The MPs will be holding meetings with consultants and other medical staff from Worthing/Southlands, St Richard’s and the Princess Royal over the next few days and weeks, as well as with their respective hospital campaign committees. They will also be setting up a County wide campaign website to coordinate the hospital campaigns with a number of common events planned.
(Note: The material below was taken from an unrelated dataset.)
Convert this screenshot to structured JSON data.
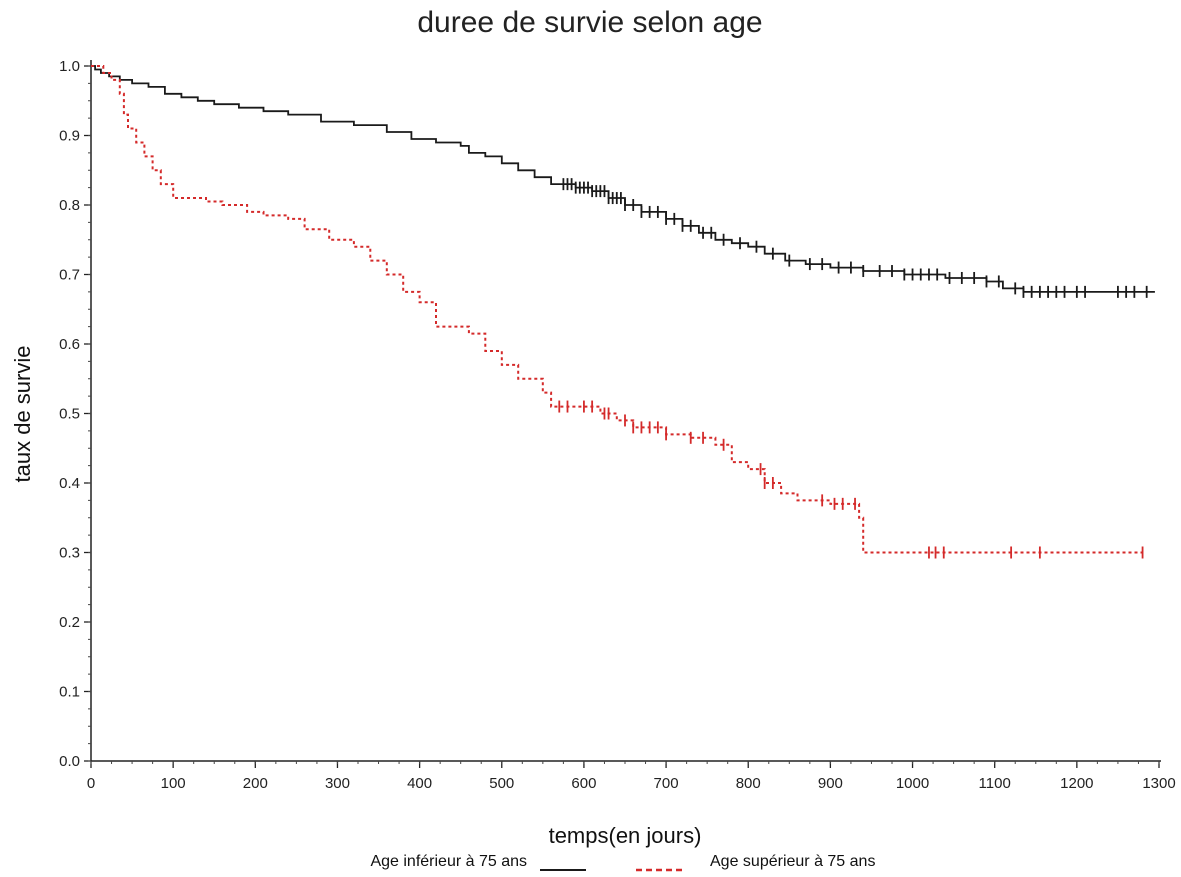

Mid Sussex MP Nicholas Soames said; “None of the options are acceptable to me or my constituents in East Grinstead and elsewhere in Mid Sussex and I want to assure all of them that I and my colleagues will be fighting the PCT’s proposals with every resource at our disposal. It would be an act of folly to downgrade the Princess Royal Hospital when Mid Sussex’s projected growth will see 15,000 additional homes in the county and an additional 38,000 residents by 2026. We will not allow the Government to downgrade the social infrastructure already under great pressure. The Support the Princess Royal Hospital campaign together with the other hospital campaigns is conducting a long and hard analysis of the options and we will be presenting a submission to the consultation based on the clinical case for retaining the PRH with a full A&E and maternity service. I urge the residents of East Grinstead to respond formally to the consultation.”
Wealden MP Charles Hendry comments: “Many thousands of my constituents rely on the Princess Royal Hospital. Closing the A&E and maternity facilities would be a disaster, with patients required to travel to Brighton rather than Haywards Heath. The extra time involved could literally be life-threatening. I will work with Nicholas and with the medical specialists and patients to make the strongest possible case for keeping the Princess Royal open.”